Horse Racing

Irish take command with 10 victories at the Cheltenham Festival

Ireland take command with 10 victories from 14 races at the Cheltenham Festival as top Irish owner Isaac Souede warns it will only get harder for British hopes to compete

  • One of English victors, The Real Whacker, is Irish-owned and trained by Irishman
  • Brighton owner hits the £1m jackpot after placing one of the biggest bets EVER 
  • Click here for the latest Cheltenham Festival news, schedule and race results

Half-time in the Ireland v GB Prestbury Cup at Cheltenham and it is 10-4 to the visitors after 14 races.

With only three British favourites over the remaining two days it might yet end up as the kind of scoreline which faces England’s rugby players in Dublin this weekend.

A summing up of the Emerald Isle’s now-annual superiority came in Wednesday’s final race, the Festival Bumper, won by A Dream To Share, ridden by 18-year-old John Gleeson. Gleeson had taken a week off school to come over.

Another emblem of the shift of fortunes came in the Ballymore Novices’ Hurdle. One of England’s contenders of the day, Hermes Allen, was left floundering in the wake of the Willie Mullins-trained Impaire et Passe.

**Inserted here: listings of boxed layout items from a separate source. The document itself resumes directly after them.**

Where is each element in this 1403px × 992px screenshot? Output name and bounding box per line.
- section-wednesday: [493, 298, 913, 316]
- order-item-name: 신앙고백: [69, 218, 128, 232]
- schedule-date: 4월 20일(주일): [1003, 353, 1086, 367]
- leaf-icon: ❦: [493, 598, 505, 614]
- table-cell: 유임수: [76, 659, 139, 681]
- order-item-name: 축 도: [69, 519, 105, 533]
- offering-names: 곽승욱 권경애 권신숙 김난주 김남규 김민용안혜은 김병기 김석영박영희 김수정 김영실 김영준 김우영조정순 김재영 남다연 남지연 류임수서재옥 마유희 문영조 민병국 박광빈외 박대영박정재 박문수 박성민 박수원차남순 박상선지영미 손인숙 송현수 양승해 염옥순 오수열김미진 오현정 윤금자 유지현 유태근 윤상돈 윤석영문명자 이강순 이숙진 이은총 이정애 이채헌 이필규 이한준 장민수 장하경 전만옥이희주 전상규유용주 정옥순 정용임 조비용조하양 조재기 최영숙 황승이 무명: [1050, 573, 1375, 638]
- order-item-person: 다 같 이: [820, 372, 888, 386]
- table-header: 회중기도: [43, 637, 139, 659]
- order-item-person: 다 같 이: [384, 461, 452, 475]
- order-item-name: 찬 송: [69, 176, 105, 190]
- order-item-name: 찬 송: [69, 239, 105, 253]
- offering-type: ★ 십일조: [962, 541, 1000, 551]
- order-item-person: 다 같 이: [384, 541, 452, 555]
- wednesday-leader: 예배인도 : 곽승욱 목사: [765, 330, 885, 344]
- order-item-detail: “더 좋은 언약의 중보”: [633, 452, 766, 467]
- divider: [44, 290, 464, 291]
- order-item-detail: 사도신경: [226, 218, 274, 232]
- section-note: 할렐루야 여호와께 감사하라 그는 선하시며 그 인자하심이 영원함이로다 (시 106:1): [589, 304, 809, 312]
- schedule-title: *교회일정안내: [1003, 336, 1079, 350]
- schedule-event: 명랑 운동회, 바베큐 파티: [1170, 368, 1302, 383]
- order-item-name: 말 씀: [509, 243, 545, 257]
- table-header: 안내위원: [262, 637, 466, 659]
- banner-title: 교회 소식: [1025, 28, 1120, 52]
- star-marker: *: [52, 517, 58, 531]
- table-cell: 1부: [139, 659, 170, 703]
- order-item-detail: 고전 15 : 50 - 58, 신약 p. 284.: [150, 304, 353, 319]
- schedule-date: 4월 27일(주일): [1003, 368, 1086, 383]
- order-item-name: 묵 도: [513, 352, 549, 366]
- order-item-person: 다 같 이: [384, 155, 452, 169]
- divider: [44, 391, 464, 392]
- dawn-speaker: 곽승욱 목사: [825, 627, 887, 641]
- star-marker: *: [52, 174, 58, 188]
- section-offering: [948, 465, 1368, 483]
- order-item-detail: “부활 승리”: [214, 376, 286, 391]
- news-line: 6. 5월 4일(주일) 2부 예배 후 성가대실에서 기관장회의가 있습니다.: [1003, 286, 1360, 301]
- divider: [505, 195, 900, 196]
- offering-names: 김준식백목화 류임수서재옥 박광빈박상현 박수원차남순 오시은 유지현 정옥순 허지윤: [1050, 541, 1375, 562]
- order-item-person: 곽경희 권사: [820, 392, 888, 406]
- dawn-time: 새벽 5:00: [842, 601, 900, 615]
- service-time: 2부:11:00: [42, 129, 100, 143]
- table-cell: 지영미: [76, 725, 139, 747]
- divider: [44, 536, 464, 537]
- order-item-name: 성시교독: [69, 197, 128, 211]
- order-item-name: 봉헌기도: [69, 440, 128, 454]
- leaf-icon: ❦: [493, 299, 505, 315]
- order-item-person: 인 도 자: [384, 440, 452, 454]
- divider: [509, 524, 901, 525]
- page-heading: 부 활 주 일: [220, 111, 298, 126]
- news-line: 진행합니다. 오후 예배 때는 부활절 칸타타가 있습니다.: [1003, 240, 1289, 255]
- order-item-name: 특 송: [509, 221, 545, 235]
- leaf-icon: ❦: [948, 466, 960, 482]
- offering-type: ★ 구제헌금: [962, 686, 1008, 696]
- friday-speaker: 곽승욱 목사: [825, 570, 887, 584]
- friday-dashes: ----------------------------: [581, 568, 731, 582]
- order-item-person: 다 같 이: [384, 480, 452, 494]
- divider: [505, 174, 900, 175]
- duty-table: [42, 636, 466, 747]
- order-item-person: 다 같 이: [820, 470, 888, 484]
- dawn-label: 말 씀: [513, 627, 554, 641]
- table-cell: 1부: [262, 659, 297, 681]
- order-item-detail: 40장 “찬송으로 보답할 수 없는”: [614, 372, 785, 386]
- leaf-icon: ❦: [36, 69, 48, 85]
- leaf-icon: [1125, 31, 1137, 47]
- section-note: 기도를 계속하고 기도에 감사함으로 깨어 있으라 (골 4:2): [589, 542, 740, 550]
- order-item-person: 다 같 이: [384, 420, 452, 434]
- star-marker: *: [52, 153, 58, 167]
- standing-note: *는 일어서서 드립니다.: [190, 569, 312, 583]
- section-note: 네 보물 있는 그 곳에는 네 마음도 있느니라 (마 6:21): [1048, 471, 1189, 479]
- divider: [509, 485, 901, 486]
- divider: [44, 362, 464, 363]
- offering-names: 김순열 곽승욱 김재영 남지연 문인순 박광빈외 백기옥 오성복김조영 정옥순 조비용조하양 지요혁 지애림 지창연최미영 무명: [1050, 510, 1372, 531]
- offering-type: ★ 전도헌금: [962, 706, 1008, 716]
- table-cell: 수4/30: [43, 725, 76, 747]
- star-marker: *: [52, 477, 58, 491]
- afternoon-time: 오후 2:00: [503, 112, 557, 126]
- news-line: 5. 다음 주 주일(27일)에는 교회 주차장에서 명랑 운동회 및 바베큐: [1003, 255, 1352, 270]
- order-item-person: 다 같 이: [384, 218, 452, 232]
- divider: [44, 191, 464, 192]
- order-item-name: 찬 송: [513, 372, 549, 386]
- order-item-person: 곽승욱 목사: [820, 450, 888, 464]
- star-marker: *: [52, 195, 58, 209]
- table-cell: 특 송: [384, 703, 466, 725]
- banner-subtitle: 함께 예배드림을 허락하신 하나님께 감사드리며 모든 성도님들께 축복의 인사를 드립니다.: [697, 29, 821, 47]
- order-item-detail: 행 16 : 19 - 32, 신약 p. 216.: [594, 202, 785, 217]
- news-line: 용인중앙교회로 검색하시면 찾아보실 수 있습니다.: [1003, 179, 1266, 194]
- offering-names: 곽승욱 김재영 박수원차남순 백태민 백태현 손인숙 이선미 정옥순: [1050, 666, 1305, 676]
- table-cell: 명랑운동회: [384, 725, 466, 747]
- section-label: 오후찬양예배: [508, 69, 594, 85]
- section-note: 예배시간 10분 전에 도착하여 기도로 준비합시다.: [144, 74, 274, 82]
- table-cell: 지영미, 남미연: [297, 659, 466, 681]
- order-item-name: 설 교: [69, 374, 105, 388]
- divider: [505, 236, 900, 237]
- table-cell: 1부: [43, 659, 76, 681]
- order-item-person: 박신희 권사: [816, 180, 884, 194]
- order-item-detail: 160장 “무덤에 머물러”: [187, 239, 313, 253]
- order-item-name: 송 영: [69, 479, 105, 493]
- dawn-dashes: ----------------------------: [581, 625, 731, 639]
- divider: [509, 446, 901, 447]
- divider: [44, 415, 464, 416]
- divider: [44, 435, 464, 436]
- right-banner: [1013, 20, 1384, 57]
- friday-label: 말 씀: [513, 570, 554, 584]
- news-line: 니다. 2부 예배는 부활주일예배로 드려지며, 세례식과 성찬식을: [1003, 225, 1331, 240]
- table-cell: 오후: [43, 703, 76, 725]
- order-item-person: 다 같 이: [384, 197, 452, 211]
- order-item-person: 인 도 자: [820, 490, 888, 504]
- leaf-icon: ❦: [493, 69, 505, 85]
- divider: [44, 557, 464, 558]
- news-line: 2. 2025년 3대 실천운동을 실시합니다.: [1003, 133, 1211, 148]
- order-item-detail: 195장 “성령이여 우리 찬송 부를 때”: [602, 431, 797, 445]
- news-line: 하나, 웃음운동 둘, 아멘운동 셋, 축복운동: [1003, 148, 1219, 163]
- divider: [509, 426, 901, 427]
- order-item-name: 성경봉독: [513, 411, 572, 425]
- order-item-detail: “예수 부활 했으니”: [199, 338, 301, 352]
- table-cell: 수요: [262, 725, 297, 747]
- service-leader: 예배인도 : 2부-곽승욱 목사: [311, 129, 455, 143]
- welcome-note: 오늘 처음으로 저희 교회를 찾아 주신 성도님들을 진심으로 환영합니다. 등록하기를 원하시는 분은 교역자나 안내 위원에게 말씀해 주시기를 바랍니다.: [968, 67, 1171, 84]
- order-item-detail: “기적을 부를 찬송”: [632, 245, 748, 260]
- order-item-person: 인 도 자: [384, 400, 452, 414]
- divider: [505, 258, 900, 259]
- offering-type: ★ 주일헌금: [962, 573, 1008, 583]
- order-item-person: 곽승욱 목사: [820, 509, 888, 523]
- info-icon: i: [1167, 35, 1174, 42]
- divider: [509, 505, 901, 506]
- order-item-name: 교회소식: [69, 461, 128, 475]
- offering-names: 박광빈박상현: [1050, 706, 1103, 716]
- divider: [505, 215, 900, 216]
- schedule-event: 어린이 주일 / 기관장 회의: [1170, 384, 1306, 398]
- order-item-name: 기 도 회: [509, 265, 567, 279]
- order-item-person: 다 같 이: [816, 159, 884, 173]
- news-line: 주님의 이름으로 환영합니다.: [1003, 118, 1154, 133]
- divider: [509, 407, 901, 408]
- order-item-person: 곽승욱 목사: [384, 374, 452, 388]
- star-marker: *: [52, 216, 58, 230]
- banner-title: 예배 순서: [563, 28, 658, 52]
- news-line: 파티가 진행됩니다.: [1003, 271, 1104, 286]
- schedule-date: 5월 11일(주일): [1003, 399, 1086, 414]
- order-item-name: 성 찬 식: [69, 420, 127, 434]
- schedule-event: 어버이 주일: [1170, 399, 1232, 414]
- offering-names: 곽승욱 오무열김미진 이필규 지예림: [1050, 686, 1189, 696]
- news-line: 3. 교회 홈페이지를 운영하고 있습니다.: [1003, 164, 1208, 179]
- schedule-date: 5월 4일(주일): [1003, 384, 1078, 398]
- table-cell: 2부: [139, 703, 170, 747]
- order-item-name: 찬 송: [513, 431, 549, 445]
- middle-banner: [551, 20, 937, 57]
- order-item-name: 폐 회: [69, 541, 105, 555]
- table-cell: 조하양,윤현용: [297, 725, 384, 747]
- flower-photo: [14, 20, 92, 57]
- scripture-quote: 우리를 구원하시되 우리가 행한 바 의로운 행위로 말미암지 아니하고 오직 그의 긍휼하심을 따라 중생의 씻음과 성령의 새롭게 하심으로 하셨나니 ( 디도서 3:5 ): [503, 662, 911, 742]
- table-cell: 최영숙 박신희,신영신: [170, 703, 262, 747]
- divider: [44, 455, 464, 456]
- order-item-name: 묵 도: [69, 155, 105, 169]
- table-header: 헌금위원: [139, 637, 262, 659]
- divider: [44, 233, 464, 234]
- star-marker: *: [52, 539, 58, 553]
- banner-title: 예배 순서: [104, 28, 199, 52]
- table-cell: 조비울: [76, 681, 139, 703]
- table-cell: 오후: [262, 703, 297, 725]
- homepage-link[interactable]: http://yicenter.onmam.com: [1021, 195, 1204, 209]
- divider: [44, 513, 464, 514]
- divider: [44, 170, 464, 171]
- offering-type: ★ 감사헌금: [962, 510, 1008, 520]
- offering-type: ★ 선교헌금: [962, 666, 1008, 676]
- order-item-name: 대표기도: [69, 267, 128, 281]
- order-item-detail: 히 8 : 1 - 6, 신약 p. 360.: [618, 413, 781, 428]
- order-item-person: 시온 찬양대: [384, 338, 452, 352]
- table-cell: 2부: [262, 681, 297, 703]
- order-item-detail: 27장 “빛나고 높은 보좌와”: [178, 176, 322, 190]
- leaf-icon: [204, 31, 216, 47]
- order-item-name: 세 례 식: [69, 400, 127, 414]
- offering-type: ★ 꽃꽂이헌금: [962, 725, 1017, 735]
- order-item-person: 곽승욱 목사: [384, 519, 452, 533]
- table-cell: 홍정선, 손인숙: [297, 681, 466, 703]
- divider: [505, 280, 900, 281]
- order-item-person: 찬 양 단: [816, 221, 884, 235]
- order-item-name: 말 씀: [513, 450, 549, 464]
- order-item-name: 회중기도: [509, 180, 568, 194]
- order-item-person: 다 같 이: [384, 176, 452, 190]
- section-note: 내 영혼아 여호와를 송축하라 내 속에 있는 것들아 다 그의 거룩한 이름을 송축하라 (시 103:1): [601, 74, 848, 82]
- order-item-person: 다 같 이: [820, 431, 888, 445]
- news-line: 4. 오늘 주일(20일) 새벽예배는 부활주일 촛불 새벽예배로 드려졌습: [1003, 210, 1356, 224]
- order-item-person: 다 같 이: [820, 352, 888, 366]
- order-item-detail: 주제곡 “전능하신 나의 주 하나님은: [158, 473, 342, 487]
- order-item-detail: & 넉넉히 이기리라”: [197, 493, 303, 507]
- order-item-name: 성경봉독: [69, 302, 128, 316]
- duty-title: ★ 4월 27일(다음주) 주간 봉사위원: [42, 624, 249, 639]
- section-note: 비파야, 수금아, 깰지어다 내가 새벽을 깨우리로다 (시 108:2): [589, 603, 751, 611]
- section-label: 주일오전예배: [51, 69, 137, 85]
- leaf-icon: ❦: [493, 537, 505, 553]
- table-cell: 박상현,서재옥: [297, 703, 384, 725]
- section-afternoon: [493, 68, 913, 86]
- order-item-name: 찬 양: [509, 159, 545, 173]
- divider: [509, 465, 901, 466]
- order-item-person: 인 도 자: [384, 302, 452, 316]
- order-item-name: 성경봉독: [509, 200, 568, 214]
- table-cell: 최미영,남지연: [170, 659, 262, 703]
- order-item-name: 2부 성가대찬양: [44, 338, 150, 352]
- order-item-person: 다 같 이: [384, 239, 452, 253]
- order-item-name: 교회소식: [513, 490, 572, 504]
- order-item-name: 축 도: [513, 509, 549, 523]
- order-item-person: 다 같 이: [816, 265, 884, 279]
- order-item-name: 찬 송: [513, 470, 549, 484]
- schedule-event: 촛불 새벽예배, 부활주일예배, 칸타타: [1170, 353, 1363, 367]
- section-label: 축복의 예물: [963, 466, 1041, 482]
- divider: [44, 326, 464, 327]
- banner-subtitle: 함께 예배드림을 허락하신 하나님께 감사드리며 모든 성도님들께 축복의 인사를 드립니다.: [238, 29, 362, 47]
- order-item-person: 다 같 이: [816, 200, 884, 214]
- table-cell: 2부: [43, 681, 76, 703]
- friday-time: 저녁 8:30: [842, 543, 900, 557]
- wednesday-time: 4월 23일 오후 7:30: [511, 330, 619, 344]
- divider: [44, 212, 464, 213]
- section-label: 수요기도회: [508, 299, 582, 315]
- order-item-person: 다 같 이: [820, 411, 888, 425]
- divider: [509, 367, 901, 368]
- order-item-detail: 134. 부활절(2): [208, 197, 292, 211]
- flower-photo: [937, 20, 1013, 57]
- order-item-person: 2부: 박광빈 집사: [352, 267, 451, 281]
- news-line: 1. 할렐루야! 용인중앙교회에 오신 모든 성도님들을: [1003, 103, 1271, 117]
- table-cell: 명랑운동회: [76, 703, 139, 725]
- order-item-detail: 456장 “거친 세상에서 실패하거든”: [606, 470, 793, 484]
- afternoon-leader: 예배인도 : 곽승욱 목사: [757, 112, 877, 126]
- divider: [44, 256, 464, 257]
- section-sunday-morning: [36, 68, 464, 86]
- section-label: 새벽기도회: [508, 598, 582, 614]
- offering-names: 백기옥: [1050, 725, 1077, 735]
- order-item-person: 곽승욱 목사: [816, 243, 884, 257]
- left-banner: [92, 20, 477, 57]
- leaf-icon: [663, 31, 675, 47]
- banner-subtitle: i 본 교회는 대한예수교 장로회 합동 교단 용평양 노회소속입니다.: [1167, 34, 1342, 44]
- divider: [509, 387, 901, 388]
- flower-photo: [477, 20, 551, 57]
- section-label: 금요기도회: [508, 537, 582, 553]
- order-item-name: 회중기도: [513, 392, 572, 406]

The winner belongs to the Anglo-American duo of international financiers Simon Munir and Isaac Souede. They are two of the sport’s heaviest and most astute investors and have gradually shifted their best horses across the Irish Sea.

Willie Mullins-trained Impaire et Passe was a winner for Simon Munir and Isaac Souede 

New York-based Souede said: ‘Everything in life has a cyclicality to it, and the cycle will turn eventually but for the next few years it will be difficult to turn that cycle around because of the quality of the young Irish horses.

‘In terms of success the Irish racing programme is more concentrated so they take themselves on in a much harder way, it’s constant competition. There are less meets per week (in Britain) so it is going to be harder.

‘It’s not like we have a 10-year masterplan, it’s where we find the best chance to be successful. We have some pretty good British horses but our younger horses are in Ireland so it’s going to stay this way with us for a while.’

Even one of the English victors, 8-1 Brown Advisory Novices’ Chase winner The Real Whacker, is Irish-owned and trained in Yorkshire by Irishman Patrick Neville.

‘I trained in Ireland for 15 years,’ said Neville. ‘I made the move because I couldn’t get any owners in Ireland.’